Bain menilai, mereka akan berusaha menyeimbangkan target bisnis di masing-masing negara, sekaligus mengalahkan pesaing. “Kompleksitasnya tinggi, tetapi hadiahnya yakni akses berkelanjutan ke pasar teknologi global yang besar,” demikian dikutip.
Hadiah yang dimaksud yakni pasar Cina, yang akan mulai terbatas untuk perusahaan AS. Negeri Panda berkontribusi 25% terhadap permintaan server, jaringan, laptop, dan ponsel pintar (smartphone) global.
Bagi Apple misalnya, konsumen Cina menyumbang US$ 44 miliar terhadap penjualan produk pada tahun lalu. Nilainya kurang dari seperlima pendapatan perusahaan di seluruh dunia.
Berdasarkan data Statista, penjualan iPhone tumbuh 20 kali lipat dalam lima tahun sejak Apple hadir di Tiongkok pada 2010. Pasar Negeri Panda menyumbang 25% dari total pendapatannya pada 2015, tetapi porsinya turun menjadi 17% pada tahun lalu.

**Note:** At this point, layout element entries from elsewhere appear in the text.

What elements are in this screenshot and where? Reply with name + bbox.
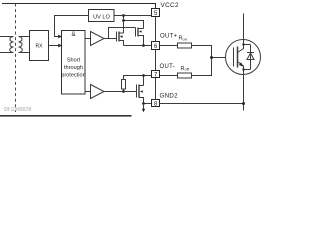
svg-text:OUT-: OUT- (160, 64, 176, 70)
svg-text:Df·2345678: Df·2345678 (4, 107, 31, 113)
svg-text:Short: Short (67, 58, 81, 64)
svg-text:VCC2: VCC2 (161, 2, 179, 9)
svg-text:Ron: Ron (179, 36, 187, 42)
svg-text:protection: protection (61, 73, 86, 79)
svg-text:OUT+: OUT+ (160, 33, 178, 39)
svg-text:Roff: Roff (181, 66, 190, 72)
svg-text:RX: RX (36, 44, 44, 50)
svg-text:through: through (64, 65, 83, 71)
svg-text:UV LO: UV LO (93, 14, 110, 20)
svg-text:GND2: GND2 (160, 92, 179, 99)
svg-text:&: & (71, 32, 75, 38)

Negeri Tembok Raksasa juga menjadi pasar yang besar bagi sektor teknologi lainnya, sepeti server, storage, dan jaringan. Ini terlihat pada Gambar di bawah ini:
Selain itu, pasar ponsel pintar, perangkat lunak (software), dan Infrastructur as a Services (IaaS) di Negeri Panda cukup besar. Besarannya dapat dilihat pada Gambar berikut:
Bain mencatat, konsumsi kembali sebagian besar produk teknologi di Tiongkok bahkan meningkat setidaknya dua kali lebih cepat dibanding rata-rata global. “Pasar domestik ini bukan hanya hadiah besar bagi perusahaan teknologi multinasional. Sektor teknologi yang tumbuh di dalamnya juga pasar yang sukses dan dinamis,” demikian tertulis.

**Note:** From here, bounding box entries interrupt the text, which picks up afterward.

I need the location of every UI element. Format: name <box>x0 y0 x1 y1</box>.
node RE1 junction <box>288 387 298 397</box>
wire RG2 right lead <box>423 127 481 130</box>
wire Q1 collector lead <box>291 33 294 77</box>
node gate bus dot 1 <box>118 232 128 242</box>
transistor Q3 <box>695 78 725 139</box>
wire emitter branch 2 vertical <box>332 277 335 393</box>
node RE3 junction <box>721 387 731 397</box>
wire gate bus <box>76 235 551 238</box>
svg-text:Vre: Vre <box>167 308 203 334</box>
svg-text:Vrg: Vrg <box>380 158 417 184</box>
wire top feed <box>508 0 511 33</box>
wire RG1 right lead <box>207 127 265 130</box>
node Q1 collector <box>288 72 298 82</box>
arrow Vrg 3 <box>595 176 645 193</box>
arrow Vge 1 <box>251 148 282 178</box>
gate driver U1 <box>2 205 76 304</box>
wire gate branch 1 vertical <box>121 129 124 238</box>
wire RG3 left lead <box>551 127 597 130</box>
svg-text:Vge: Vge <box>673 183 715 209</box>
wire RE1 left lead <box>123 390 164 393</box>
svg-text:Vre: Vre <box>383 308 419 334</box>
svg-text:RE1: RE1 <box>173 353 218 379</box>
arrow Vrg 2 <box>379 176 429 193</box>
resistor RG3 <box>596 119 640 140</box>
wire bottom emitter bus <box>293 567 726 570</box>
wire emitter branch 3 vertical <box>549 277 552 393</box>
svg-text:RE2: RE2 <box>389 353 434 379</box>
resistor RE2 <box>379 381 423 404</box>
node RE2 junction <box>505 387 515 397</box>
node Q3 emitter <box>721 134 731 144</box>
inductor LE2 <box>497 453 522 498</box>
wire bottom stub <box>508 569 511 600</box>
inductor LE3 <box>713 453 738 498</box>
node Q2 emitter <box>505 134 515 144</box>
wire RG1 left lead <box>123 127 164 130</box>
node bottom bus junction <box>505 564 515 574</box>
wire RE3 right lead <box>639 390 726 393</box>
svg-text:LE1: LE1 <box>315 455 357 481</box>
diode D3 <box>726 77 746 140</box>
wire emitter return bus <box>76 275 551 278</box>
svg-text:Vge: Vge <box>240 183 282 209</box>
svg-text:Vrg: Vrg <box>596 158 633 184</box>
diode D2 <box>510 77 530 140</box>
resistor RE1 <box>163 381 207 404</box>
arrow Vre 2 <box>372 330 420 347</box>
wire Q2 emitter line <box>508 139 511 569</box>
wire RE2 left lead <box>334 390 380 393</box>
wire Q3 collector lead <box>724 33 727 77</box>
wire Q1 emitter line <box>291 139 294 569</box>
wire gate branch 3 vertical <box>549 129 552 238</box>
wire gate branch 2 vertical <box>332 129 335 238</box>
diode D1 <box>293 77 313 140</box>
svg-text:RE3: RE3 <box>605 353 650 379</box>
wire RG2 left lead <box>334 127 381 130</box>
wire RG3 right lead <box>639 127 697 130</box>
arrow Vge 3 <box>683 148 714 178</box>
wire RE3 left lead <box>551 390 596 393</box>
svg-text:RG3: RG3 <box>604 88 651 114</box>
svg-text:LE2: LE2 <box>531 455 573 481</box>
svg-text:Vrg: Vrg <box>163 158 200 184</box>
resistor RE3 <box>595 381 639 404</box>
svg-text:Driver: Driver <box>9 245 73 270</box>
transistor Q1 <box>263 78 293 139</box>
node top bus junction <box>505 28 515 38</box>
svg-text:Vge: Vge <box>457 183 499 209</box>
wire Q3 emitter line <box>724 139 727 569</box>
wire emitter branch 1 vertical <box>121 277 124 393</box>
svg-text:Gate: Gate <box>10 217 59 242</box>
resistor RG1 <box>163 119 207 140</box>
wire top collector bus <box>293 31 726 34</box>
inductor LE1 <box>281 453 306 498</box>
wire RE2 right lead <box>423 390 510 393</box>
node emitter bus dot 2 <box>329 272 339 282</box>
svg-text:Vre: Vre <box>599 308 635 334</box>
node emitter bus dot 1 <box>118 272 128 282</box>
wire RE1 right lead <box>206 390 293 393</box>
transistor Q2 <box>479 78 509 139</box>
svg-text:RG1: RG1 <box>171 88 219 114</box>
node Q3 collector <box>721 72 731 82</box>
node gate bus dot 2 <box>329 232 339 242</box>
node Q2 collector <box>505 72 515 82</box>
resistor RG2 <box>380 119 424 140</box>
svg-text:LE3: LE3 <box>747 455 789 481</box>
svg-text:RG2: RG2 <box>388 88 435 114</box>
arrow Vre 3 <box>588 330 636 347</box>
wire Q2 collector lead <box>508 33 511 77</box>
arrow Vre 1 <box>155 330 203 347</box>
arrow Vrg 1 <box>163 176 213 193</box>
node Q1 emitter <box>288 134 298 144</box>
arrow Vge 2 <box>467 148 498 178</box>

Untuk pasar ponsel pintar misalnya, ada empat perusahaan teratas untuk skala global yakni Huawei, Oppo, Vivo dan Xiaomi. Huawei juga menjadi pemimpin pasar di bidang peralatan jaringan telekomunikasi.
Alibaba Cloud juga menjadi bisnis IaaS terbesar ketiga di dunia. Lalu aplikasi TikTok memiliki 800 juta pengguna aktif bulanan hanya dalam tiga tahun. Sebanyak 100 juta di antaranya di AS.
Bain mencatat, Tiongkok hanya tertinggal di beberapa bidang teknologi, terutama peralatan semikonduktor dan manufaktur. Kemudian, pada alat otomatisasi desain elektronik, unit pemroses sentral (CPUS), unit pemroses grafis (GPUS), susunan infrastruktur yang dapat diprogram di perangkat lunak.
Namun, AS tampaknya menyadari hal itu. Presiden AS Donald Trump menambahkan 38 afiliasi semikonduktor Huawei ke dalam daftar hitam pada Agustus lalu, sehingga totalnya menjadi 152.
Akibat kebijakan itu, perusahaan semakin sulit mendapatkan pasokan perangkat. “Sejak Agustus ini menjadi semakin sulit,” kata Wakil Presiden Huawei untuk Eropa Abraham Liu kepada surat kabar Austria, Kurier, dikutip dari Reuters, pekan lalu (11/10).
AS juga berencana membatasi ekspor kepada Semiconductor Manufacturing International Corporation (SMIC). SMIC merupakan produsen semikonduktor terbesar di Negeri Panda.
Tak hanya itu, AS juga memasukkan TikTok dan WeChat ke dalam daftar hitam terkait perdagangan. Serangan beruntun ini dilakukan ketika Tiongkok berencana merilis cetak biru terkait teknologi skala global, China Standards 2035 pada tahun ini.
Cetak biru yang disebut ‘hype’ itu merupakan bagian dari rencana besar Tiongkok mengembangkan teknologi skala dunia. China Standards 2035 akan menjabarkan rencana pemerintah dalam menetapkan standar global terkait teknologi generasi mendatang.
Itu juga menjadi cara Beijing untuk mengurangi ketergantungan terhadap teknologi AS. “Ini merupakan ambisi untuk menetapkan aturan skala dunia pada masa depan, terutama terkait teknologi saat memasuki era baru,” kata salah satu pendiri Horizon Advisory Emily de La Bruyere saat mengikuti acara podcast bertajuk ‘Beyond The Valley’ dikutip dari CNBC Internasional, Juni lalu (22/6).